Na sessão em que foi aprovada a urgência, Orlando Silva defendeu a necessidade de uma regra para garantir a liberdade de expressão de todos na internet. “A liberdade de expressão está fortalecida com a definição de um processo em que o próprio usuário poderá contestar quando se sentir prejudicado.”

Para assegurar a votação do texto de Mendonça Filho, deputados da oposição pretendem apresentar um requerimento para que o projeto do parlamentar da União Brasil seja votado preferencialmente em relação ao de Orlando Silva.

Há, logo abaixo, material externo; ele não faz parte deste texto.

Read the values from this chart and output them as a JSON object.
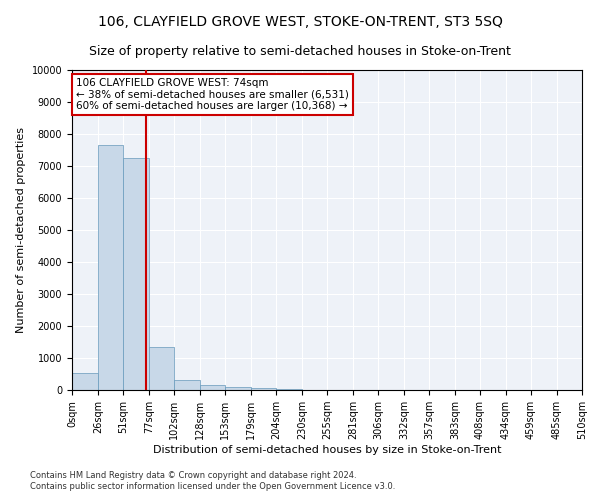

Além de rejeitar um projeto que consideram ruim, a intenção é imprimir uma derrota ao governo Lula, que ainda tenta consolidar uma base no Congresso.

Nesta quarta, o relator percorreu bancadas para negociar ajustes ao seu texto, em especial um dos pontos criticados, a criação de uma entidade autônoma de redes sociais. A previsão era que o relatório final fosse apresentado nesta quinta-feira (27). Em meados da tarde, o deputado postou uma mensagem em rede social na qual diz ter concluído seu relatório. No entanto, afirmou que a questão da entidade que vai supervisionar continua em aberto.

“Conclui meu relatório para a Lei Brasileira de Liberdade, Responsabilidade e Transparência na Internet”, escreveu. “Resta um tema: qual instituição fiscalizará a lei, e eventualmente aplicará sanções. Vou fazer as últimas consultas e publicamos o parecer final.”

O placar apertado da urgência faz com que parlamentares avaliem que a votação possa ser adiada, diante do risco de uma derrota do texto.

Lembram que alguns que votaram a favor da urgência não necessariamente aprovariam o mérito da proposta. Além disso, o quórum da votação foi considerado baixo —431 de 513 deputados—, elevando o perigo de surpresas negativas para o governo.